Although 12 Stones might perform the same style of grunge rock as Creed (dismal guitar chords, incessant and pointless screaming, etc.), calling them just another rip-off would be a mistake. Sound-wise, they're comparable to Puddle of Mudd, the Deftones, and maybe a little Foo Fighters thrown in for good measure. When he wants to, Paul McCoy's vocals resemble Scott Stapp's ("In My Head," "Eric's Song"), but most of the time they radiate with a unique vibrance all their own. The other band members carry with them an organic air as fresh as crisp vegetables. Most notable is Eric Weaver's guitar work on "Home" and "My Life," and the thunderous performance of Aaron Gainer on drums during "Fade Away" and "Soulfire." Disappointingly, Kevin Dorr's bass work was denied any forefront and was sorely underproduced, resulting in only a few honorable mentions on "Eric's Song." For the record, Dorr's performance throughout the rest of the album is outstanding, but the point is that it lacks prominence.

Tracks receiving top honors - or in other words, where the band best works together - include the hardcore mega-hit "Broken," an astral display of 12 Stones's ability to truly function as a unit, "Home," and "Eric's Song," which sounds like Third Day on a really, really good day. As a rocker, "Home" mulls along gracefully until the chorus, at which point it erupts into an angst-filled scream-fest, complete with plenty of guitar thrashing. "Eric's Song" is the last cut on the disc, and satisfyingly, the most upbeat. Instrumental work is rapid, yet steady, and Weaver cuts loose on the guitar solo near the end, bringing the album to a most climactic conclusion.
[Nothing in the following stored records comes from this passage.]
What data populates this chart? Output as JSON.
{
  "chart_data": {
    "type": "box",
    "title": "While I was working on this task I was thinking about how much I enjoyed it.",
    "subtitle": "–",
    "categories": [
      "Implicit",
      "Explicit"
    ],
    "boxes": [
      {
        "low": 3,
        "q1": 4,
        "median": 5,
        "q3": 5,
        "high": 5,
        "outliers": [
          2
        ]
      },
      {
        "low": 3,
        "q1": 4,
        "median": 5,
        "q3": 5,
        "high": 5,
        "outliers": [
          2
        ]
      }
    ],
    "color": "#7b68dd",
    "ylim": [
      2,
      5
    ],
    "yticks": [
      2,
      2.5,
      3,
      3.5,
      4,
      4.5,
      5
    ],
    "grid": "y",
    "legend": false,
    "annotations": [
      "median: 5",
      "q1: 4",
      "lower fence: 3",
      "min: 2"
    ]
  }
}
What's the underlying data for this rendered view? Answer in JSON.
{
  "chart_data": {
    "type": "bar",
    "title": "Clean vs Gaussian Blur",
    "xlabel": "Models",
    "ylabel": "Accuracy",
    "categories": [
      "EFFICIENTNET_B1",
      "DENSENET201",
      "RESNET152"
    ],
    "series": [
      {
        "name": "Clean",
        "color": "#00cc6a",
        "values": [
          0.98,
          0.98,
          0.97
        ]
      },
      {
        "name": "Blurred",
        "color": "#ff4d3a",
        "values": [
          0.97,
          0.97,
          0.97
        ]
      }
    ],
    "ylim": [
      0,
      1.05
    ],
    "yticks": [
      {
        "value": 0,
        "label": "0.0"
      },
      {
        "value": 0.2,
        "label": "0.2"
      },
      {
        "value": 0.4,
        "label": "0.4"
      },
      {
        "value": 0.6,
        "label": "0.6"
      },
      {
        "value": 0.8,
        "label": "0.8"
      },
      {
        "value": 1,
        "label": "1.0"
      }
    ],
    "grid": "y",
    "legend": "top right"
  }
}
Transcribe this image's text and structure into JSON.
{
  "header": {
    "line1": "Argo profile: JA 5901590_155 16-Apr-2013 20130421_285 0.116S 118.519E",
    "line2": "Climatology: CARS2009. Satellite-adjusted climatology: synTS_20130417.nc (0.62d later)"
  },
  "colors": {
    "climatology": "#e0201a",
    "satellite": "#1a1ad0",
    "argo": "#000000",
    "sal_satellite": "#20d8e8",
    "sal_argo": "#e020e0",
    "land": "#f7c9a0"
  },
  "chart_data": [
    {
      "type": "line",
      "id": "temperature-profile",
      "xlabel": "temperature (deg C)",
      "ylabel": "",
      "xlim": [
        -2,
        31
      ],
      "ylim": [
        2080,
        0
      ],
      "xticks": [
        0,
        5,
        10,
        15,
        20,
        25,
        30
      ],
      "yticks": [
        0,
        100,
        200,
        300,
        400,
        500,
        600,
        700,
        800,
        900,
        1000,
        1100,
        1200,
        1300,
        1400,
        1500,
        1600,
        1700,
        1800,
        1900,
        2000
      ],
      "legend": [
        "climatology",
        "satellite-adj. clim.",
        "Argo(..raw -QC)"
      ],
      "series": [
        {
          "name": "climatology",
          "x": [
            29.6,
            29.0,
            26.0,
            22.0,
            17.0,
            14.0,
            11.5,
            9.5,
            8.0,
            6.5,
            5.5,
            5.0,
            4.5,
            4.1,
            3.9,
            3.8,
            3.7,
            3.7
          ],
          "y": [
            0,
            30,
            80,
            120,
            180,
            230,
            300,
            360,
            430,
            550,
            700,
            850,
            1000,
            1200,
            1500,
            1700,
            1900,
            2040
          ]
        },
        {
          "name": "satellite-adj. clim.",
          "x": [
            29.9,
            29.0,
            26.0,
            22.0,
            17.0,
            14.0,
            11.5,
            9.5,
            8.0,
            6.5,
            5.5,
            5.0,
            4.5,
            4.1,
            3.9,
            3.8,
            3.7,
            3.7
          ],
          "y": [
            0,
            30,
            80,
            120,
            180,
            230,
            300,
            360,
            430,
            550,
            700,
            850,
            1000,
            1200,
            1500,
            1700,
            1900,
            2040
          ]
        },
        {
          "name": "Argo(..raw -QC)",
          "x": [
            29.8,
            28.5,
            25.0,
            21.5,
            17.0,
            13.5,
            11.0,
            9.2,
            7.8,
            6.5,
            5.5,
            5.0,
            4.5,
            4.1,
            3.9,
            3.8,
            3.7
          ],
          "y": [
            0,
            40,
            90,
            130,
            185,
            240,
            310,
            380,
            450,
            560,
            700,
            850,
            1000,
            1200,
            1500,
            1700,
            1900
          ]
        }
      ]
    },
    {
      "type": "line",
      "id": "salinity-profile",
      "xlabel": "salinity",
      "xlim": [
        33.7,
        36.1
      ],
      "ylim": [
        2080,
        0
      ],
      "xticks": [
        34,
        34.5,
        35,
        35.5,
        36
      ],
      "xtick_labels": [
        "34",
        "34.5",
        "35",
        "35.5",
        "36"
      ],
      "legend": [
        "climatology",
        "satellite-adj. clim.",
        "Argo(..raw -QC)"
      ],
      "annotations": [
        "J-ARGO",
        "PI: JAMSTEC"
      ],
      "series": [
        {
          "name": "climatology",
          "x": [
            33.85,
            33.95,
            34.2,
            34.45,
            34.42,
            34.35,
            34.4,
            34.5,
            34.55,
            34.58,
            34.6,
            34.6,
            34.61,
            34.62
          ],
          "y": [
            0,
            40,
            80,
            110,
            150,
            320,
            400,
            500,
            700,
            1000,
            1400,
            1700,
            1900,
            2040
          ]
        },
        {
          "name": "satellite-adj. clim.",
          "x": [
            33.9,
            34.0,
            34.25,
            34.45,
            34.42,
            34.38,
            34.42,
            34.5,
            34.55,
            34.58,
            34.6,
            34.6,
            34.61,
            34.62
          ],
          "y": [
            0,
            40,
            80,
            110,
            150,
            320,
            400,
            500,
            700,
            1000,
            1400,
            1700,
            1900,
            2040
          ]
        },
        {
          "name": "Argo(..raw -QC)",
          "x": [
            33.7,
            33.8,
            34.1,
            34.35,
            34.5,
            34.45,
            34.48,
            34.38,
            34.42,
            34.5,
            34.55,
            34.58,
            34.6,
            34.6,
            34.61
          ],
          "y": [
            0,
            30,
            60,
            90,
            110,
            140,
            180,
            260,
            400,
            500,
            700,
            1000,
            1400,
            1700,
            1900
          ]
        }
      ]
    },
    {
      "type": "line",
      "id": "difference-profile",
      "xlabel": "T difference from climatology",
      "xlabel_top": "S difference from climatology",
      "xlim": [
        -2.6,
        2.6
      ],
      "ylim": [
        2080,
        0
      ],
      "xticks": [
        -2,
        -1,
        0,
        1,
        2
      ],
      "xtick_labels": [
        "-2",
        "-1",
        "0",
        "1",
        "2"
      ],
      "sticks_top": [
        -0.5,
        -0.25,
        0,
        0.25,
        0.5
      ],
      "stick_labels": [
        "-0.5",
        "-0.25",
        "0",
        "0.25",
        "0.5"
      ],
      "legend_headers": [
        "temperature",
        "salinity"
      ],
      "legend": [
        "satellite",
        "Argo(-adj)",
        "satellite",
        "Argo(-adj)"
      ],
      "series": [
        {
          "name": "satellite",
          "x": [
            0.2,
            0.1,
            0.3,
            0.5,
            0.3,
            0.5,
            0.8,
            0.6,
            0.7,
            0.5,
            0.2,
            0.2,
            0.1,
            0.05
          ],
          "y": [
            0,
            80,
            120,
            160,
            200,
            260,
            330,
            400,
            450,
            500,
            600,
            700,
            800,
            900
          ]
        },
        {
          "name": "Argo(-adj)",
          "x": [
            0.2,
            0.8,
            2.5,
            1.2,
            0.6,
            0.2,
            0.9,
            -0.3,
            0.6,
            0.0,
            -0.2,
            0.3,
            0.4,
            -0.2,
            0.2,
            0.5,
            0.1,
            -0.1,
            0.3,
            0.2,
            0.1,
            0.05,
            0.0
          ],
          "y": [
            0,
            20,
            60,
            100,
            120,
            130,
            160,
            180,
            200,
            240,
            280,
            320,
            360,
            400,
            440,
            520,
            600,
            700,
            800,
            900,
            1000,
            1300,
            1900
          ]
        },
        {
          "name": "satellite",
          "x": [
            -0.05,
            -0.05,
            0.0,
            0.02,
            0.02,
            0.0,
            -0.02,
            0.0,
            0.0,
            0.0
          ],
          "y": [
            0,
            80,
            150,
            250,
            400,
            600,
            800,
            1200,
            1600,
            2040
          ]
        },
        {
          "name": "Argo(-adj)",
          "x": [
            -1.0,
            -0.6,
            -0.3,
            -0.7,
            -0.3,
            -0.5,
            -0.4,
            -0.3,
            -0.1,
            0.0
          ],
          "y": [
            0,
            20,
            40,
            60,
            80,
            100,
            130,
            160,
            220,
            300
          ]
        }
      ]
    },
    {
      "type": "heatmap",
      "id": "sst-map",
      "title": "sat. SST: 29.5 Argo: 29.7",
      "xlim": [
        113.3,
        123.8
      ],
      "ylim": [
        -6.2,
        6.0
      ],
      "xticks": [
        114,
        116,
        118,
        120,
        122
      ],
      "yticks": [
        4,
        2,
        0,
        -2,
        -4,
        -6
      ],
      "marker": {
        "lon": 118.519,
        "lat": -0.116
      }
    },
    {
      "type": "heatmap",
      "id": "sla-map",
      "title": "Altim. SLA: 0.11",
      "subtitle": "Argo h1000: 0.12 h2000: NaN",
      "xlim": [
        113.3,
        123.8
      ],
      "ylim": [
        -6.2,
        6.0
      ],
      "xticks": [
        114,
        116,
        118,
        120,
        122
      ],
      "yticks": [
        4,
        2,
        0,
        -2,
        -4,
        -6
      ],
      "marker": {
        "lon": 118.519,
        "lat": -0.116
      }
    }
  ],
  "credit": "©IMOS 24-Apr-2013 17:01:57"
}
Perhaps the most exciting thing about 12 Stones is their commitment to spreading the Gospel through their music. For a mainstream band, they accomplish this extremely well, lacing every tune with some kind of spiritual agenda. While some searching must be done in rare instances, most messages stand out like a blatant slap in the face. "Crash" describes God's ever-watchful vigil over His children, no matter how far we fall away from Him; "Broken" is a prayer for the Father to erode our hardened hearts so that we might see the beauty of Christ's death on the cross; and the band commands Satan to "Back Up" on track seven. Using Matthew 7:5 as their support, 12 Stones then lashes back at those who criticize them in "My Life" for the way they look or for how they tour with the secular crowd. The two strongest, most poignant declarations of faith on the project come from "The Way I Feel" and "Soulfire." The first of these two songs acknowledges the sinfulness of human nature ("I know the world is pulling me more and more each day / I feel like the odd man out when I begin to pray") but then rejoices at the fact that Christ is alive and we are indeed forgiven ("You've given me so many things that I've never had / and all in all I know it's You that always pulls me through"). "Heavy worship" is the term that best describes "Soulfire," but the praise is offered sincerely: "You set my soul on fire / you take me so much higher / thank you for it all." Not only is it appropriate but also perfectly sums up the theme of this debut and the band's ministry.

Money-hungry or not, Wind-Up Records discovered a rare quality in 12 Stones. That quality is the ability to be relevant to a mainstream audience while still pushing a strong Christian ministry. Their debut has a few musical pitfalls ("Open Your Eyes," "My Life," "In My Head"), but this is otherwise a brilliant example of artistry and is heads or tails above any of the so-called "clones" out there. In short, these are rocks that cry out.